Die Unzufriedenheit füllt den Zugwaggon und vermischt sich mit vielen anderen Gefühlen: Angst, Müdigkeit, Schuld.

Daryna Melashenko

Ich muss im Dunkeln einpacken. Es kann gefährlich sein, so spät in der Nacht das Licht einzuschalten. Ich finde eine dünne Laufjacke und lege sie auf die Wandlampe. Das funktioniert: Ich kann alles gut sehen, ohne von außen bemerkt zu werden. In einer Stunde beinahe fertig. Der Rest trocknet auf der Batterie aus und wird morgen noch hinzugestopft.

Mein Morgen ist chaotisch. Je näher die Abreisezeit rückt, desto ängstlicher werde ich. Meine Mama will mir eine zusätzliche Geheimtasche an den Mantel aufnähen, sodass ich meinen Pass und eine kleine Menge Geld immer bei mir habe. Es ärgert mich sehr: Ich bin ja kein kleines Kind. Nach einem kurzen Streit verstehe ich: Es geht überhaupt nicht um mich. Es geht um die Lage. Ich denke an die Plot-Twists von Kriegsfilmen, wo einem Reisenden Ausweise und Geld auf dem Weg gestohlen werden, und sage zu.

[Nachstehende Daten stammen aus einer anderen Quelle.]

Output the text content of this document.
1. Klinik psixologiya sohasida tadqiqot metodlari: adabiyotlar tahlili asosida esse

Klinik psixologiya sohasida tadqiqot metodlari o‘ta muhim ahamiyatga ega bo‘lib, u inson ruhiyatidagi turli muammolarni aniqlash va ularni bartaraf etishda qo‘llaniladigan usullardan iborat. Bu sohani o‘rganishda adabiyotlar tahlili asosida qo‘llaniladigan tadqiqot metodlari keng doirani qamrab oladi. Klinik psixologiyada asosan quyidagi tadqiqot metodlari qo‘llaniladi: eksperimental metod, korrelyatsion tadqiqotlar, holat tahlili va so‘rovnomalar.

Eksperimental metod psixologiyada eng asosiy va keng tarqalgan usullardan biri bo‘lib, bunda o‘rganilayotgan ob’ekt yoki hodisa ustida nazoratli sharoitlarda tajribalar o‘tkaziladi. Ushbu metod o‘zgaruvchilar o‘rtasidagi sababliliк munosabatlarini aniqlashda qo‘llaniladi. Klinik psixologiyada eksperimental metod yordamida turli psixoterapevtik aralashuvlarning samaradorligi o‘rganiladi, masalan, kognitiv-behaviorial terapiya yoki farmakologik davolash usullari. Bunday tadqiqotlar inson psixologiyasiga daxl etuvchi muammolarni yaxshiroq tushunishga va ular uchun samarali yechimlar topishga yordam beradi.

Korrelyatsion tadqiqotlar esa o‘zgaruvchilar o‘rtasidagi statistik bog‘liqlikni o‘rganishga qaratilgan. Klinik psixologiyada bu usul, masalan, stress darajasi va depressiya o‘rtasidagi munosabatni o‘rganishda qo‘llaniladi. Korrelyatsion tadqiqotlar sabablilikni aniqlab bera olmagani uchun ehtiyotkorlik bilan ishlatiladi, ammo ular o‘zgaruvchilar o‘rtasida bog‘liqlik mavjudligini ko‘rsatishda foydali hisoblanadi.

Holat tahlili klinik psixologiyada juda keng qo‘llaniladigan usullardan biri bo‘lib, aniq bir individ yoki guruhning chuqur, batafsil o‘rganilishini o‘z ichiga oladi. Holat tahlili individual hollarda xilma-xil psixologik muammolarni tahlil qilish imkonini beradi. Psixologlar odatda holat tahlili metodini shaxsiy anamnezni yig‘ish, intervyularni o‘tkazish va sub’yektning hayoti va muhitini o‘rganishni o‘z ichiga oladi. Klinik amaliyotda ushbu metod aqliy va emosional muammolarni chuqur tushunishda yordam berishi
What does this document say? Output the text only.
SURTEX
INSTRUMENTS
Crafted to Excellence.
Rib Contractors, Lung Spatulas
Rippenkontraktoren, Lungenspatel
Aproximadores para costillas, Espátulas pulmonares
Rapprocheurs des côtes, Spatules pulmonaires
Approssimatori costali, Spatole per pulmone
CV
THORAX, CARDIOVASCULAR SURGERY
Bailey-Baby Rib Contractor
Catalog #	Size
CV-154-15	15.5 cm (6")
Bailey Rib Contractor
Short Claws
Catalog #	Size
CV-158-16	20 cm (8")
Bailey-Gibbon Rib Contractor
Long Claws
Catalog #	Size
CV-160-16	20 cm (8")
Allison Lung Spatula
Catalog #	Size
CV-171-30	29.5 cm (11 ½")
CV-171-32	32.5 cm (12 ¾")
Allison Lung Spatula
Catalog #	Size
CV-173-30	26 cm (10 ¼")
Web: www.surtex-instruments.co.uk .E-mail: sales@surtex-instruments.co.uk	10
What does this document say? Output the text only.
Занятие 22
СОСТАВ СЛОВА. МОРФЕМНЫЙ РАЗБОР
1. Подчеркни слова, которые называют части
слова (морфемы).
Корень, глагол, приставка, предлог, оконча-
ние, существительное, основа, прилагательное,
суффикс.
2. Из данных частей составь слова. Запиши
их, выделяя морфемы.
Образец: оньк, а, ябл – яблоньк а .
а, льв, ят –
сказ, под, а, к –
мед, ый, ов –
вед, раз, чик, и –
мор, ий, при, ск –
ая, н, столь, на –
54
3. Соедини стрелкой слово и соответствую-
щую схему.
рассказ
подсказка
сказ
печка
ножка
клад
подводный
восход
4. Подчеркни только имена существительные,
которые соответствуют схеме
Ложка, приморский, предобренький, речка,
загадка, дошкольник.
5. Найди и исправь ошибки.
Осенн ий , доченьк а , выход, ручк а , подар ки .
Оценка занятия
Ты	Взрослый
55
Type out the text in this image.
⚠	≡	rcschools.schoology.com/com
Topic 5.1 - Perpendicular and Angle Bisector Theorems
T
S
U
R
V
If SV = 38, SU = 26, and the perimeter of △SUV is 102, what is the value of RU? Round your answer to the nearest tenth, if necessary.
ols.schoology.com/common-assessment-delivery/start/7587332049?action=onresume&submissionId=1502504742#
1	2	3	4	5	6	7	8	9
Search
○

Hinter dem Spiegel habe ich einen kleinen Vorrat an Bargeld. Ich hole es in das Gästezimmer, um einen Teil mitzunehmen und auch meinen Eltern etwas davon zu geben. Keine Ahnung, ob sie in den nächsten Monaten ihre Rentenauszahlungen rechtzeitig kriegen, wenn überhaupt. Meine Eltern geben mir das Geld zurück, sie glauben, ich brauche es mehr. Hin. Zurück. Ihr bleibt doch hier ohne Arbeit. Du fährst doch dann vielleicht ins Ausland. Dieses Pingpong mit Geldscheinen wiederholt sich mehrmals. Endlich findet sich eine Proportion, mit der alle mehr oder weniger zufrieden sind.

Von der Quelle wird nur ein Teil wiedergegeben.